I have a multiple linear model for time series data for which the regression residuals are autocorrelated and display seasonal behavior. This seasonal behavior is induced deterministically by a cyclic variable written into the model. In order to calculate corrected standard errors for the regression coefficients, I intend to use generalized least squares with correction for the autocorrelation in the residuals.
But for the seasonality, I am not sure for which time series I should perform the differencing: If for raw original data (observations), or for the regression residuals. For the data, I could superimpose each cycle and take the mean, thus removing season effects, but this would alter the data, and also would generalize bad for other kinds of data. For the regression residuals, I dont know if I have to difference the residuals time series substracting for each period, or to handle it as some kind of seasonal ARMA process.
Any hints?
LAST EDIT: The problem behind this question might have been resolved already, and might have been product of a misconception.

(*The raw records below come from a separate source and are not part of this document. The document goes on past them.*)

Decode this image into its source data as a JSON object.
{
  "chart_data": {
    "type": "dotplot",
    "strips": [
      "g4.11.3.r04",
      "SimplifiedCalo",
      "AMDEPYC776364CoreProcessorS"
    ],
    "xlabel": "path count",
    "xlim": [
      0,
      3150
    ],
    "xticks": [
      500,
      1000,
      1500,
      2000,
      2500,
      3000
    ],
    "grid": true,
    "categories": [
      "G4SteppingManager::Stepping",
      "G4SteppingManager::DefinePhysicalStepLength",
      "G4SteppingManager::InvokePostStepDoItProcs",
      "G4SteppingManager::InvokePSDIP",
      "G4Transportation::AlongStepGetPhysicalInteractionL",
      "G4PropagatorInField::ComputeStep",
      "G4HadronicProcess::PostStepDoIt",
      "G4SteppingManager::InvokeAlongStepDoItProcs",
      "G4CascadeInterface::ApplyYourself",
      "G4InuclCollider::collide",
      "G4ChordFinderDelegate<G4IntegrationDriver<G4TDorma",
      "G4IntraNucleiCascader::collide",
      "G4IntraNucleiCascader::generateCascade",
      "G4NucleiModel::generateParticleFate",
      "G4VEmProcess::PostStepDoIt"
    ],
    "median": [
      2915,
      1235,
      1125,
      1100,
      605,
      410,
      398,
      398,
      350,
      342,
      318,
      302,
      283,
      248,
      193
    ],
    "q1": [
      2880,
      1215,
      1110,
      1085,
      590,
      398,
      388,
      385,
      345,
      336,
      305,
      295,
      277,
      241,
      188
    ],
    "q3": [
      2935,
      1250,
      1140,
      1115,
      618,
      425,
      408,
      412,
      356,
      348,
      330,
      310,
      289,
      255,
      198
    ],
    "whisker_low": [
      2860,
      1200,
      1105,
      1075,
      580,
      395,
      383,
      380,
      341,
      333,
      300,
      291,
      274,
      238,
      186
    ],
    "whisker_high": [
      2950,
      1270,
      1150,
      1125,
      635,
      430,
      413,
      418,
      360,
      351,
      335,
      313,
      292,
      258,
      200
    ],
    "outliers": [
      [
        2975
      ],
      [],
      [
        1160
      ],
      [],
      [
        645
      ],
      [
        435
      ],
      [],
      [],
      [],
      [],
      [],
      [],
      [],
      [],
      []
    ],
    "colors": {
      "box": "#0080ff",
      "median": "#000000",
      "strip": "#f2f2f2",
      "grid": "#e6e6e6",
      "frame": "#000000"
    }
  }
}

Regression was being done over simulations of the model. These simulations did not contain any stochastic error factor, so the simulations were purely of a deterministic nature. Regression errors were just showing an unperfect fit to the data and the regression residuals were obviously following a deterministic pattern. This pattern was not a result of some neglected explanatory variable in the model, and thus there was no reason to model it (by means of an ARMA model or any kind). When adding white noise to the data -which should be a crucial step on any simulation of real data- regression residuals were mostly dominated by stochasticity, loosing the autocorrelated behavior.
The last paragraph answers my question. But is there a reason why I shouldnt remove seasonality from the data thus then only treating the residuals as an AR model?